Há alguns dias, após postar a matéria sobre a antiga fábrica de acordeões Pozza, uma neta dos fundadores da fábrica me fez saber do interesse da família em adquirir um acordeão produzido pela fábrica. Estou tentando ajudar, divulgando o assunto a um grande círculo de amigos e conhecidos, pois posso imaginar os sentimentos envolvidos nisso no contexto da história da família Pozza. Contudo, percebi que esse sentimento pode não dizer respeito somente aos descendentes de quem fabricou, mas também aos de quem adquiriu um acordeão Pozza. Isso que demonstra que um bem produzido pode significar muito mais do que um mero produto exposto numa vitrine. É o caso do acordeão Pozza que descobri em minha cidade na semana passada. Liguei para um conhecido que é professor de acordeão e tem uma loja de venda de instrumentos musicais, inclusive acordeões, tanto novos quanto usados. Perguntei se porventura tinha um Pozza à venda, ao que respondeu negativamente, mas informou que em 2009 teve um aluno que, segundo se recorda, poderia ter um Pozza. Sua lista de ex-alunos revelou um nome: Romualdo Jardini. Um telefonema bastou para confirmar a informação, mas também para revelar que o tal Pozza não está à venda. Pena para a família Pozza (apenas por enquanto, pois havemos de encontrar um Pozza à venda!), mas o proprietário do acordeão, sensível aos anseios da família, gentilmente permitiu que eu fotografasse o instrumento e conhecesse um pouco da sua história.

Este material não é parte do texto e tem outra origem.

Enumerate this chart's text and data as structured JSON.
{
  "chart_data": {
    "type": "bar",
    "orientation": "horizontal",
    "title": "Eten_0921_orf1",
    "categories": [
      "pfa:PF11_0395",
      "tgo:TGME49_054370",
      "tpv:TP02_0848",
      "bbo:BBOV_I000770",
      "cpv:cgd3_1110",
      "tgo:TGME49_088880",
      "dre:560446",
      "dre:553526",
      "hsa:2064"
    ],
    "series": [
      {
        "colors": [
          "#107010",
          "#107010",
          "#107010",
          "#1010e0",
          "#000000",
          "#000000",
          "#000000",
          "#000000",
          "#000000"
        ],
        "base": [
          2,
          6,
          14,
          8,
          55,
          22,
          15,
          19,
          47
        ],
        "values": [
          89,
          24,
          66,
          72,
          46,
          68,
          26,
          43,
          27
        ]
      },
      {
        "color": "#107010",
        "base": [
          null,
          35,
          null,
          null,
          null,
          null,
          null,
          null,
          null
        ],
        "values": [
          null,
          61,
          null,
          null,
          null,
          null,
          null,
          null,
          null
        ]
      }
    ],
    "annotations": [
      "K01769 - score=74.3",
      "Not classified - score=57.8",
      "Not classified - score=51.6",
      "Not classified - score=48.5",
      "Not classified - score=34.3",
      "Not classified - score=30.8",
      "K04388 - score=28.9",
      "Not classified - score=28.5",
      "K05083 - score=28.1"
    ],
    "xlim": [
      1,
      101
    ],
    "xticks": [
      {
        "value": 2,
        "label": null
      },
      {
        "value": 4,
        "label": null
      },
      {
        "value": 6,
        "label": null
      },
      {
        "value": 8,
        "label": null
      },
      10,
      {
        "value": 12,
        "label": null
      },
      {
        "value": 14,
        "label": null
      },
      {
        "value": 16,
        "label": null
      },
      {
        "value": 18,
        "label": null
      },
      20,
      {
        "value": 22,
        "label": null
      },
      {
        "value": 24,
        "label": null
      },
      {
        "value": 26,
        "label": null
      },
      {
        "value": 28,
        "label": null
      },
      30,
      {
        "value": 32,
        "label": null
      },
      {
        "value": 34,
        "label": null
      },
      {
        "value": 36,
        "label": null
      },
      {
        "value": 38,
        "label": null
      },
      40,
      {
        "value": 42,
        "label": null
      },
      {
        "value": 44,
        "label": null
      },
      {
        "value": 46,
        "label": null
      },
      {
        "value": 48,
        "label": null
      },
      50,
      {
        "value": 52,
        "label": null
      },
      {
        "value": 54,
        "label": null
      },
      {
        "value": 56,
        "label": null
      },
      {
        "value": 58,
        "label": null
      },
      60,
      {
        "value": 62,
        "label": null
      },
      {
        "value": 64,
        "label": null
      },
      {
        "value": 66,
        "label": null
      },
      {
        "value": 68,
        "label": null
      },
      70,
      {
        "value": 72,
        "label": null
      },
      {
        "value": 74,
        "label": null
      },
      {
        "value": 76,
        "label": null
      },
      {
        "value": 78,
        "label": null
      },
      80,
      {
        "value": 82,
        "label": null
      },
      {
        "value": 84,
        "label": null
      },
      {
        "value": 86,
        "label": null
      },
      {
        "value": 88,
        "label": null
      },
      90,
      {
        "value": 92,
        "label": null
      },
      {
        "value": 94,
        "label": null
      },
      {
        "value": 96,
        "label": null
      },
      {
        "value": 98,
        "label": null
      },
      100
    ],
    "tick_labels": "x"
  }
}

O instrumento tem grande valor sentimental para Romualdo Jardini. Seus antepassados, assim como os Pozza da antiga fábrica, eram italianos que vieram do Rio Grande do Sul para contribuir com o desenvolvimento do Meio Oeste catarinense. O acordeão foi comprado em 1962 por seu avô, Santo Giardini*, agricultor falecido em 2007, e um dos primeiros moradores da localidade de São José, interior do município de Catanduvas. Era um presente para o seu filho, Vitalino Jardini, pai de Romualdo, que na ocasião completara 18 anos de idade. A vida no interior era muito dura e a música era um elemento que trazia alegria à vida dos agricultores nos finais de semana, nos raros momentos de relaxamento e descontração que estes se permitiam. Quando solteiro, Vitalino tocava acordeão e violão, juntamente com seu irmão Valdir, animando bailes e festas num galpão de chão batido que existiu em São José. Depois de casar e constituir família, em função da dura vida na lavoura e das novas responsabilidades, Vitalino já não podia se dedicar à música como o fazia nos tempos de solteiro e aos poucos foi deixando-a de lado. A certa altura, presenteou o acordeão ao seu filho Romualdo, que também conheceu as dificuldades da vida no interior e se mudou para o Vale do Itajaí em busca de uma oportunidade de crescimento profissional. Entretanto, não esquece suas raízes e procura seguir os passos do pai, inspirados por seu avô, e também aprender a tocar acordeão. Compreende-se, portanto, o sentimento que Romualdo acalenta em relação ao seu Pozza, não querendo se desfazer dele. Trata-se de algo intangível, espiritual, e ao mesmo tempo muito forte e real na vida da parte envolvida. Diz Romualdo: "Essa gaita tem história. Imagina quantas pessoas não tocaram e aprenderam a tocar nela nestes anos todos?" Não temos a resposta a essa pergunta, Romualdo, mas esperamos que você possa seguir honrando a história deste Pozza e que, algum dia, seus descendentes possam ser os próximos a fazer parte dela.
*Giardini é a grafia original do sobrenome da família. Devido a um erro ocorrido no registro do nascimento de Vitalino, pai de Romualdo, que teve o sobrenome registrado como sendo Jardini ao invés de Giardini, este ramo da família passou a se chamar Jardini.